У старой Гозихи в таких делах опыт большой. Однако все обсудили они заранее, до последней мелочи. Так что загвоздки не должно быть. Теперь только пройти, гостей пригласить. Каждый, кого позовут, знает об этом заранее. И само приглашение — это уже как бы для порядка. Чтобы, значит, форму соблюсти. Шара Кери никогда еще в деревне не служила, к тому же это ее первые крестины: любить-то ее любили, уважали, а к роженице звать не решались. Правда, пока и родов немного было: всего-навсего три. Первой Лили родила, мельникова дочь (которая во сне зачала, а теперь ее Геза Тот хочет в жены взять; говорит, отцом будет ребенку), потом жена Габора Буйдошо. У этих один сын уже есть, девятнадцати лет, и вот только теперь второй появился. Потом, значит, у Тарцали; да тем Ставичиха родственницей приходится, через мужа своего, Антала Торни, родного племянника Пашкуихи. Не звать же им другую повитуху! Словом, у Красных Гозов принимала Шара Кери роды первый раз с тех пор, как в деревне появилась. Записывает она на бумажке, кого в кумовья звать, и сразу начинает с тех, кто поближе. Значит, с Чемегешей. А там как раз бабы варенье в сенях варят.
— Добрый день. Йожеф Гоз и жена его, Марика Юхош, просят оказать им честь и зовут молодых в воскресенье вечером к ним на ужин, — говорит она запинаясь, потому что Гозиха по-другому ее учила; да странное дело, те слова ну никак не хотят у нее в голове застревать. Так что пришлось сказать, как сама придумала. Вроде все сказано, что требуется… разве что не так немножко.

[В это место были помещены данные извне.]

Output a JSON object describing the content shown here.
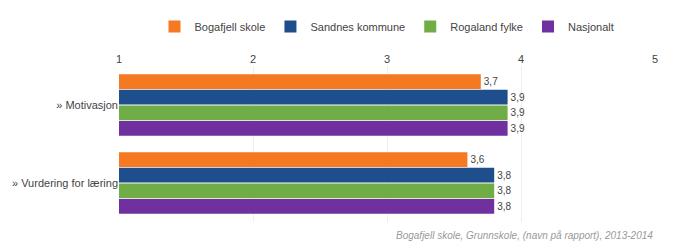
{
  "chart_data": {
    "type": "bar",
    "orientation": "horizontal",
    "categories": [
      "» Motivasjon",
      "» Vurdering for læring"
    ],
    "series": [
      {
        "name": "Bogafjell skole",
        "color": "#F47920",
        "values": [
          3.7,
          3.6
        ],
        "value_labels": [
          "3,7",
          "3,6"
        ]
      },
      {
        "name": "Sandnes kommune",
        "color": "#1F4E8C",
        "values": [
          3.9,
          3.8
        ],
        "value_labels": [
          "3,9",
          "3,8"
        ]
      },
      {
        "name": "Rogaland fylke",
        "color": "#70AD47",
        "values": [
          3.9,
          3.8
        ],
        "value_labels": [
          "3,9",
          "3,8"
        ]
      },
      {
        "name": "Nasjonalt",
        "color": "#7030A0",
        "values": [
          3.9,
          3.8
        ],
        "value_labels": [
          "3,9",
          "3,8"
        ]
      }
    ],
    "xlim": [
      1,
      5
    ],
    "xticks": [
      1,
      2,
      3,
      4,
      5
    ],
    "grid": true,
    "legend": "top",
    "data_labels": true,
    "annotations": [
      "Bogafjell skole, Grunnskole, (navn på rapport), 2013-2014"
    ]
  }
}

— Добрый день и вам… — выходит вперед старуха, — благодарствуем Йожефу Гозу за хорошую об нас память (уж она-то знает, как полагается говорить), и, если ничего не случится, всенепременно будут молодые… Принеси-ка стул, Юльча.
Юльча бежит за стулом, а Шара Кери начинает было отказываться.
— Что вы, что вы, мне еще ко многим надо зайти.
— Ну, немножечко посидите… Значит, крестины… Вот и мы здесь говорим, дескать, до чего славно, господи, до чего хорошо. Правда, девки обе, но вы уж мне поверьте, с парнями забот куда больше, чем с девками. Уж я знаю. Хотя дочерей у меня не было, сыновья все, да это тоже кое-что. Сколько трудов стоило их на ноги поставить, и не приведи господь… — говорит старуха. Ей лишь бы слушателя найти. Отойдет на минуту к печи, варенье помешает и опять возвращается.
Шара Кери встает:
— Ну, мне в самом деле пора…
— Постойте капельку, милая… — говорит старуха и потихоньку невестке моргает. Та оставляет варенье, вытирает пальцы о край платья, бежит в кладовую. А свекровь ее гремит посудой, выбирает ярко раскрашенную глиняную кружку, наполняет ее вареньем доверху. Закрывает кружку газетой, еще и рукой сверху прихлопывает и протягивает Шаре Кери.
— Возьмите-ка немножко варенья. Зимой пригодится, когда то того нет, то другого…
Шара Кери, растерявшись, берет кружку. Добрый литр в ней будет. За что же это ей?.. Из кладовой возвращается Юльча, невестка, в руках у нее миска с мукой. Сверху три яйца.
— Примите и это, пожалуйста, — говорит она смущенно. Будто стыдно ей за такой подарок.
— О… что вы, да я, право, не знаю…
— Берите, берите, — говорят ей бабы одновременно. А старуха добавляет: — На доброе здоровьице.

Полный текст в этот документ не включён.